In 2019 I had a mohawk. Shaved sides and a line of hair running along the middle of my scalp. I wore tartan leggings and dogtooth pinafore skirts with baggy tops. Or fishnets with scuffed Doc Martens and ripped jeans with vintage denim jackets. I dyed my hair black and was covered in piercings and new tattoos. I felt punk, I felt amazing.

Christmas of that year was one of the best. All of my friends were broke, so for our secret Santa, we chose to only allow “made” items. We are a creative group, so there were to be ten of us exchanging gifts we made ourselves, one unreplicable gift solely created for the recipient.

We gave each other the gifts at our first and to this date last Christmas party. Everyone brought a dish for the buffet; there was a vegan cheeseboard, guacaroni, Fran brought roast potatoes and somebody else did stuffing balls. There was a feast, and, like the gifts, it was something personal that had come from us. 

Food and music and friends and present giving. We were in a space full of love. And in Vikki’s house in Stony Stratford, the lot of us created a singular moment in time that could never be recreated.

For my gift I received a painted canvas from Finn – he told me the story of how he painted it, listening to Pink Floyd and practically meditating, only coming round once the album and painting were finished. The colours are all autumn leaves, burning sky, and soupy black. It hangs in my room next to two other canvases he has gifted me since.

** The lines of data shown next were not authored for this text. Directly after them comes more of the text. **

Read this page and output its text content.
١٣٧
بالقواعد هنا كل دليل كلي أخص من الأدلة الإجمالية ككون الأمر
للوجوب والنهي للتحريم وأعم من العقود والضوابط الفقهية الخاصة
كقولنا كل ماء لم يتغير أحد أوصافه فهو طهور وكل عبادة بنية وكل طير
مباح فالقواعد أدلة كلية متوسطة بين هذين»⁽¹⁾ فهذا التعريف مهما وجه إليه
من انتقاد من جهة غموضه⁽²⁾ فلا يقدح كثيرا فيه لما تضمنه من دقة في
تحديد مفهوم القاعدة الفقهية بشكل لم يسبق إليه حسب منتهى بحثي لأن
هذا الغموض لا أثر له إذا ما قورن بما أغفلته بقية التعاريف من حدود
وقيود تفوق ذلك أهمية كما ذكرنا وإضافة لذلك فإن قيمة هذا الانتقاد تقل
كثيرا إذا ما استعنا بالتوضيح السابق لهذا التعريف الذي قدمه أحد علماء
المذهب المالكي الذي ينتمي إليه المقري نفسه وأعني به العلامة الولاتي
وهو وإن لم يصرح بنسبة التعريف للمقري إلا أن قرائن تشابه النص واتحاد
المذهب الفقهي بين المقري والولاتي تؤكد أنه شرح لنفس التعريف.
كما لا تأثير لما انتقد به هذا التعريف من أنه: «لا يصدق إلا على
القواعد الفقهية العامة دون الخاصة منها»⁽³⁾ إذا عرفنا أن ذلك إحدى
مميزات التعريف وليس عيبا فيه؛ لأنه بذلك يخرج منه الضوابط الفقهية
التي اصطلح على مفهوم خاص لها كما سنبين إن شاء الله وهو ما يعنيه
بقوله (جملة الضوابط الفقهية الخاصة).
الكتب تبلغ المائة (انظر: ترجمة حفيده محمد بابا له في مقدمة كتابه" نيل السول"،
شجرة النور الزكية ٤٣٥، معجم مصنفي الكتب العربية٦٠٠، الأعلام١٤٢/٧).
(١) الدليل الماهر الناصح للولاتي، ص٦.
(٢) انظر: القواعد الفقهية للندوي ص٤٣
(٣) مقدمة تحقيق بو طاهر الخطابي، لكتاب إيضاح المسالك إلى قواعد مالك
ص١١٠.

Corin gave Annie a song, a piece of music he produced to represent her soul, her being. While the tune was leaving her phone speakers, most of us were stunned into silence, tearful at the sentiment. There is a video somewhere that pans the circle we sat in while listening to the tune, our faces all full of concentration but also love. 

Darry gave Corin a watercolour of a rose, a painting now I am sure is more loved than anything. It is a treasure that reminds us of the loss of a great friend – the man who wore mustard yellow and danced to Steps songs until 3am.

Vikki gifted Chloe a game she created called “Chloe’s Rates” – the concept was a set of cards with individual tasks on them (such as “find a way to hide everyone at once” or “make a face out of clothes”) that Chloe would hand out to people at random. Once the task was complete, Chloe would rate it from 1-5. Whoever had the most points at the end won. We played the game for the rest of the night and had too much fun to tally the points.

Most people left that party between midnight and 1 am. A few of us stayed and listened to music until the sun was coming up, unwilling to hand over the night we’d had to the morning to come. But, eventually, sleep found us all, and there were a few unsnatched hours where we were curled up on the huge denim sofa-bed, sleeping our way towards well-earned dehydration and headaches.

I can’t remember much from the day after except reluctant tidying and looking through photos of the night before, of which there were many. The hangover was bad but we were all in a similar way, and so the night that linked us was still present.

Recently I have been listening to the same sort of music I listened to back then. And I cut my hair again. The pictures have been coming up, too. A lot of time has passed, and many things have happened, but I know that we are all connected by that same thread, I know it tethers us back to that party. 

Regardless of what changes, that night will always be remembered the same. And it is ours to come back to whenever the natural passing of time suggests that we should.